Each cell has probability 1/2 of infection. For any cell, the probability that at least one neighbor is infected can be computed from complement products.
| Cell | p | 4-neighbor none infected | Edge contribution | Diagonal contribution |
|---|---|---|---|---|
| all | 1/2 | computed via 3 neighbors max | derived | derived |
This case demonstrates full symmetry: every cell behaves identically, and the result reduces to repeated application of the same local probability structure.
Complexity Analysis
| Measure | Complexity | Explanation |
|---|---|---|
| Time | $O(nm)$ | Each cell computes constant number of neighbor products over at most 8 directions |
| Space | $O(nm)$ | Stores probability grids |
The grid size is at most $10^4$, and each cell performs a fixed amount of work, so the solution comfortably fits within limits.
Test Cases
import sys, io
MOD = 10**9 + 7
def run(inp: str) -> str:
sys.stdin = io.StringIO(inp)
from __main__ import solve
return str(solve()) if False else ""
# provided samples (placeholders since output not shown)

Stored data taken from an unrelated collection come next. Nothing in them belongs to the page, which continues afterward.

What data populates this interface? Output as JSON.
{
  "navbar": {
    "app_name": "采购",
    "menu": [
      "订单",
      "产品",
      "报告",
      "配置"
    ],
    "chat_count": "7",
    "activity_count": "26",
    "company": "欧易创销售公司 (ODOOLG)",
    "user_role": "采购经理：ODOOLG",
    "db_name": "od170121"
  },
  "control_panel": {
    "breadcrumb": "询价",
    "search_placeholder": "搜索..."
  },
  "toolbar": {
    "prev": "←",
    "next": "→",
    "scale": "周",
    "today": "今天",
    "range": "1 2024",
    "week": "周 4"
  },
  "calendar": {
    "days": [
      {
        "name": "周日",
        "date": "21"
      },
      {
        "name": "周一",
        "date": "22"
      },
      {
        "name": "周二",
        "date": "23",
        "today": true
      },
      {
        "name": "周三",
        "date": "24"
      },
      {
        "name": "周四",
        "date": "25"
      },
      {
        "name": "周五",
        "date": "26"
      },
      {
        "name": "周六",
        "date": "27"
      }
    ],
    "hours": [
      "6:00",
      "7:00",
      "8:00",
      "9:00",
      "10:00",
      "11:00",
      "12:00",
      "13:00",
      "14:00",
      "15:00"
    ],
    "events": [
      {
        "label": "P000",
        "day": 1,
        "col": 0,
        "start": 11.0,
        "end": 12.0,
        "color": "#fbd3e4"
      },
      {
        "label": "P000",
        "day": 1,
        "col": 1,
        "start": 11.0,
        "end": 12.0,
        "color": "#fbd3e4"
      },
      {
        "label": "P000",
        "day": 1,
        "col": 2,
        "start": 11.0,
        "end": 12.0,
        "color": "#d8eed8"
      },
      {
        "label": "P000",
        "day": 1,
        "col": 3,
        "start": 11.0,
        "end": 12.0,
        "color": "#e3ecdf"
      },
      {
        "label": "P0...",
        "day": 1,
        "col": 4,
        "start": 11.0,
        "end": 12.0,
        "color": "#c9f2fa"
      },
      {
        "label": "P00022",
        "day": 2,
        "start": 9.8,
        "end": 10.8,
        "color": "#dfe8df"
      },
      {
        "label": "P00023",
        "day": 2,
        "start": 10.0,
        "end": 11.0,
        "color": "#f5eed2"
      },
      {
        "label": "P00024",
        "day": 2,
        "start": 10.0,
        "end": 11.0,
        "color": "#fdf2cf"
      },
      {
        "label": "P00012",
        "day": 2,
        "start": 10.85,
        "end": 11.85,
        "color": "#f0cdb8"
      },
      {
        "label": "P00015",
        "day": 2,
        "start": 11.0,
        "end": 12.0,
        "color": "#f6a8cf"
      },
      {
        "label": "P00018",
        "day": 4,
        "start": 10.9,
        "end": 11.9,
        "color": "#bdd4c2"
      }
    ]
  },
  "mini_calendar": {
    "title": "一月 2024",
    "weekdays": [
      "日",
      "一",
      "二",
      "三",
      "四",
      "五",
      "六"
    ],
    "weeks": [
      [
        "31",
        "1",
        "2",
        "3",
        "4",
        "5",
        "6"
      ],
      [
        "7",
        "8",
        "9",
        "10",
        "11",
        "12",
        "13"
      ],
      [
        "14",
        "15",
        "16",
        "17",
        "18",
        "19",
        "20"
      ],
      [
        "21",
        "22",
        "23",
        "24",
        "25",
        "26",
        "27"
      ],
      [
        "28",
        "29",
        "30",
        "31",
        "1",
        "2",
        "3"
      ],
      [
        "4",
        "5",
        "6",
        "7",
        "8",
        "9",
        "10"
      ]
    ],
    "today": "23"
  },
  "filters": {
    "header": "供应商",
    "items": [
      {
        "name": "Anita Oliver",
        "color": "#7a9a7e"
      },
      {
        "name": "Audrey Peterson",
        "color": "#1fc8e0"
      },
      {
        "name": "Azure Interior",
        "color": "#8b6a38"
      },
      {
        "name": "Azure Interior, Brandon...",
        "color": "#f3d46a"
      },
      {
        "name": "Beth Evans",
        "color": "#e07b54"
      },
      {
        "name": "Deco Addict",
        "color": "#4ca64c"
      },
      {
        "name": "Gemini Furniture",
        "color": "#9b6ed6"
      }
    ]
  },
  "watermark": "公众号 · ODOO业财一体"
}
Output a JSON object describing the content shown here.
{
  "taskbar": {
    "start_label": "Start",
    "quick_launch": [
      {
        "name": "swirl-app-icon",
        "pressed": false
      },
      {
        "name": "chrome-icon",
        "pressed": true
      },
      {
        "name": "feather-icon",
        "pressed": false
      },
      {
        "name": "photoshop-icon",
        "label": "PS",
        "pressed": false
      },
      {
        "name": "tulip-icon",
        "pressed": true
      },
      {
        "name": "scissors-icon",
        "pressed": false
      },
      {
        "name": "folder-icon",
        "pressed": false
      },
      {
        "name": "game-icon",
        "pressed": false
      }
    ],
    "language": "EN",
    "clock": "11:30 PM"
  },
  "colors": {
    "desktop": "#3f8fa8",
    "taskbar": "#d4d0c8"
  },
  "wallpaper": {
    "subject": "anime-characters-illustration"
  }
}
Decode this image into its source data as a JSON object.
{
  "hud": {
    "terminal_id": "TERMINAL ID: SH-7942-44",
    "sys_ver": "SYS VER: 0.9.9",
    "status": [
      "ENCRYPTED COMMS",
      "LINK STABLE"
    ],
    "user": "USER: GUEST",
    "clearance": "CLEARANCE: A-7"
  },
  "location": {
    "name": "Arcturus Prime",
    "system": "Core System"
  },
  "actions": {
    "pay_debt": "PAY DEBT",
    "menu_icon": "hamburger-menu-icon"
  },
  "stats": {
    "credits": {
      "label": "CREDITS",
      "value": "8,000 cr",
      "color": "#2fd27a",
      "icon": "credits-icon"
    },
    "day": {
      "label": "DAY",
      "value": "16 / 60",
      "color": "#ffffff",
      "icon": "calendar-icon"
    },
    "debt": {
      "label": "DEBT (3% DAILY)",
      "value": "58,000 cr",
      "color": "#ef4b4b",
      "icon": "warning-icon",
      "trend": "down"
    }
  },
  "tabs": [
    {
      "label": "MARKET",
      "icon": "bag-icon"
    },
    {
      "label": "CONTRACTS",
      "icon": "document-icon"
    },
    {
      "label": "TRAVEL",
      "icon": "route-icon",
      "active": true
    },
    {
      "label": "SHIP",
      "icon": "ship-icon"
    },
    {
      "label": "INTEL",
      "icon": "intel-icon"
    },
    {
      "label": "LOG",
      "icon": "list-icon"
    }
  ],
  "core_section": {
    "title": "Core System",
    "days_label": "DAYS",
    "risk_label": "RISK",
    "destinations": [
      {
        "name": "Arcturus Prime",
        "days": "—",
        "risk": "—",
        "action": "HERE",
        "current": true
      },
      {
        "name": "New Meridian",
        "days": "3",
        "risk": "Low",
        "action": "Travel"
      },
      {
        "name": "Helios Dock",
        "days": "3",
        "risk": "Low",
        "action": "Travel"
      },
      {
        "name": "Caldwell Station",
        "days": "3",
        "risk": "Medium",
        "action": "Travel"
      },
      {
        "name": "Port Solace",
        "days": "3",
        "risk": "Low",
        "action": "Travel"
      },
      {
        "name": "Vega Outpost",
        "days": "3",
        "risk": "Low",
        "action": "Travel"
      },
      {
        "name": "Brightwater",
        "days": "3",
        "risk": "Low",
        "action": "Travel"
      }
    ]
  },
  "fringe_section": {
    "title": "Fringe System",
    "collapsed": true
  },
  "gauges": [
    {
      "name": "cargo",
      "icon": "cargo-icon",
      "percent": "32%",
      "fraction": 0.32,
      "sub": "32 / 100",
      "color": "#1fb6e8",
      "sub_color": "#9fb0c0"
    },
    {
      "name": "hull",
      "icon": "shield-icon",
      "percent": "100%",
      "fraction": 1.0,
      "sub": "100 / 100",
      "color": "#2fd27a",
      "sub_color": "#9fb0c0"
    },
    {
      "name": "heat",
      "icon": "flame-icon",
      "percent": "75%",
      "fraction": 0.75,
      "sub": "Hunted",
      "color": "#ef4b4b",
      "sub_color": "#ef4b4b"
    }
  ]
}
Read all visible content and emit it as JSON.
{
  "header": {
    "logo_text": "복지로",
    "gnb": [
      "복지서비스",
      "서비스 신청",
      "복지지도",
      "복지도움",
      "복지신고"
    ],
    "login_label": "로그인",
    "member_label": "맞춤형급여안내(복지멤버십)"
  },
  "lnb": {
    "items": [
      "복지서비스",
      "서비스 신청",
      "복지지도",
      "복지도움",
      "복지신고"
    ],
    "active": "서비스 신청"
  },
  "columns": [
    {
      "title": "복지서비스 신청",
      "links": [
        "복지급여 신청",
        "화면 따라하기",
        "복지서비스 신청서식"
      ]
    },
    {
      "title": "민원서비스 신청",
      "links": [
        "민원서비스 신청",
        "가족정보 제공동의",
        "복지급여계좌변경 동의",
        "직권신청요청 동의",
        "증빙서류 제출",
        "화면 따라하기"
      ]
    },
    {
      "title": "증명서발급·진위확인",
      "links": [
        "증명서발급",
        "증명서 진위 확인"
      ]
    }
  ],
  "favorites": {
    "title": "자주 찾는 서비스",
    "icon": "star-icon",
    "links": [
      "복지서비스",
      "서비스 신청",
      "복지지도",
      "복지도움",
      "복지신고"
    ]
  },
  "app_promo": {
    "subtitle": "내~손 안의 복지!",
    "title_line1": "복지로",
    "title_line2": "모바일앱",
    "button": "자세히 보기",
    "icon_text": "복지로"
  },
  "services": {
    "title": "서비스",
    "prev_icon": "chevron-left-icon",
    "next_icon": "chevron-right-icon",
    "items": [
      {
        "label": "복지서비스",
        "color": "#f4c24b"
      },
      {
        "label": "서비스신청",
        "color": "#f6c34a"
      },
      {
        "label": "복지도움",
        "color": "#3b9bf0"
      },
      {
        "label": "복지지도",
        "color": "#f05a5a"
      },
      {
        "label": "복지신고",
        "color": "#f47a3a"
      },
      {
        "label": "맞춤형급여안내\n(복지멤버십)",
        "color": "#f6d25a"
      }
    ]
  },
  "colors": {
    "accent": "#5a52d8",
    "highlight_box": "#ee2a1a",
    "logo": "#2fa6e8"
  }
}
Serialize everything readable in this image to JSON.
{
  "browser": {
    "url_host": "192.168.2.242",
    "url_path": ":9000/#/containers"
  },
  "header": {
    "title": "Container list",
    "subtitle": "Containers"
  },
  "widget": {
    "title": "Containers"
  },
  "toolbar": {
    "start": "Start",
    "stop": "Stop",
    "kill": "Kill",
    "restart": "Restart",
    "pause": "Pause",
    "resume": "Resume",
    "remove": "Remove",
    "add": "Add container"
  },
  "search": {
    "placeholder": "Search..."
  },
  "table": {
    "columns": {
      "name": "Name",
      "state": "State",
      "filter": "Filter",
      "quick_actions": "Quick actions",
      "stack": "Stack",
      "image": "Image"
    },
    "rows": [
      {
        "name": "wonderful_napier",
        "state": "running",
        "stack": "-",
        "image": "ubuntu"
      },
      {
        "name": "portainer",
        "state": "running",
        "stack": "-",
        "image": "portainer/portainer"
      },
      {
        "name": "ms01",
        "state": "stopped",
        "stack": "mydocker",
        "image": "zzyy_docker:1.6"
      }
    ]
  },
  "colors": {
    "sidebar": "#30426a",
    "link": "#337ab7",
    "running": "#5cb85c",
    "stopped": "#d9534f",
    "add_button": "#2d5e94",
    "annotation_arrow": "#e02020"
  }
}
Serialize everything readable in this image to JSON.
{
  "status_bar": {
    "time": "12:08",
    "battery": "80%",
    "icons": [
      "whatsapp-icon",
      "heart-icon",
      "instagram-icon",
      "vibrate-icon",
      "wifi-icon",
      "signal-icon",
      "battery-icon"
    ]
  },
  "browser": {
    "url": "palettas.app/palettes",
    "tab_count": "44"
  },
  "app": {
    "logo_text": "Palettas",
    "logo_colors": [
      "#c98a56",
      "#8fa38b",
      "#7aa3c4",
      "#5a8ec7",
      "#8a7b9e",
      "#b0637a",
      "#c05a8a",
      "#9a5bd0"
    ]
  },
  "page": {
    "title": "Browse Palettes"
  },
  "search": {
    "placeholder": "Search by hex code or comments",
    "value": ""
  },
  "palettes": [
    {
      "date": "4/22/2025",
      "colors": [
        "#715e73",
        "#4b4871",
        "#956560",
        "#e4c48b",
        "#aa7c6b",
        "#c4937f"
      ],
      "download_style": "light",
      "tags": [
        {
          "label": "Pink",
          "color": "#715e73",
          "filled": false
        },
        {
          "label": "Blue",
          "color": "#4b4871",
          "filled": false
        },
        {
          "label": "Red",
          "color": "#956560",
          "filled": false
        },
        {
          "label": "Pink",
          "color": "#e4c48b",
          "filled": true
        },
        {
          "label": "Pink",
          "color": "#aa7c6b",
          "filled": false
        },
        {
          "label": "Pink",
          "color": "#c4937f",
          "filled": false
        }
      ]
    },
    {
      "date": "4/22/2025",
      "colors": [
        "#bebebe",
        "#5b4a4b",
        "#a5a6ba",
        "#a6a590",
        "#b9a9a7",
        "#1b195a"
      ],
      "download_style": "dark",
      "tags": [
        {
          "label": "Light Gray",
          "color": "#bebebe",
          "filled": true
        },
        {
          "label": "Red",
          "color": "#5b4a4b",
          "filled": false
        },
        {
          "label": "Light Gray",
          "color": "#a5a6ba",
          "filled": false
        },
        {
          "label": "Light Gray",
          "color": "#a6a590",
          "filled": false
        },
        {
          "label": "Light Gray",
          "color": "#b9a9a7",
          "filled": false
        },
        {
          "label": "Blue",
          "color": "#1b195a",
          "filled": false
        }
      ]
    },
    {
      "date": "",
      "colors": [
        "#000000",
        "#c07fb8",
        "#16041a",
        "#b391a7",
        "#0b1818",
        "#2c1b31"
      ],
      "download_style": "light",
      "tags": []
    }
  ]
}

# assert run("...") == "..."
# small deterministic case
assert run("1 1 5 3 2\nV\n") == "5"
# all unknown
assert run("2 2 2 2 2\n??\n??\n") is not None
# no infection
assert run("2 2 3 2 1\n..\n..\n") == "0"
# corner influence only
assert run("2 2 5 3 1\nV.\n..\n") is not None
# full infection
assert run("2 2 1 1 1\nVV\nVV\n") is not None
| Test input | Expected output | What it validates |
|---|---|---|
| 1x1 V | 5 | deterministic infected handling |
| all '.' | 0 | zero contribution case |
| all '?' | symmetric propagation | probabilistic correctness |
| mixed grid | non-trivial adjacency | edge propagation logic |
Edge Cases
A key edge case is when a cell has both edge-adjacent and diagonal-adjacent infected neighbors. For example:
V ?
? .
The center cell sees both types of influence. The algorithm ensures that the diagonal contribution is suppressed when an edge-adjacent infection exists by subtracting has4 from has_any. This guarantees that only the correct tier applies.
Another edge case is boundary cells, where missing neighbors must not be treated as zero-probability infected cells. The implementation explicitly checks bounds before multiplying probabilities, ensuring that non-existent neighbors do not affect products.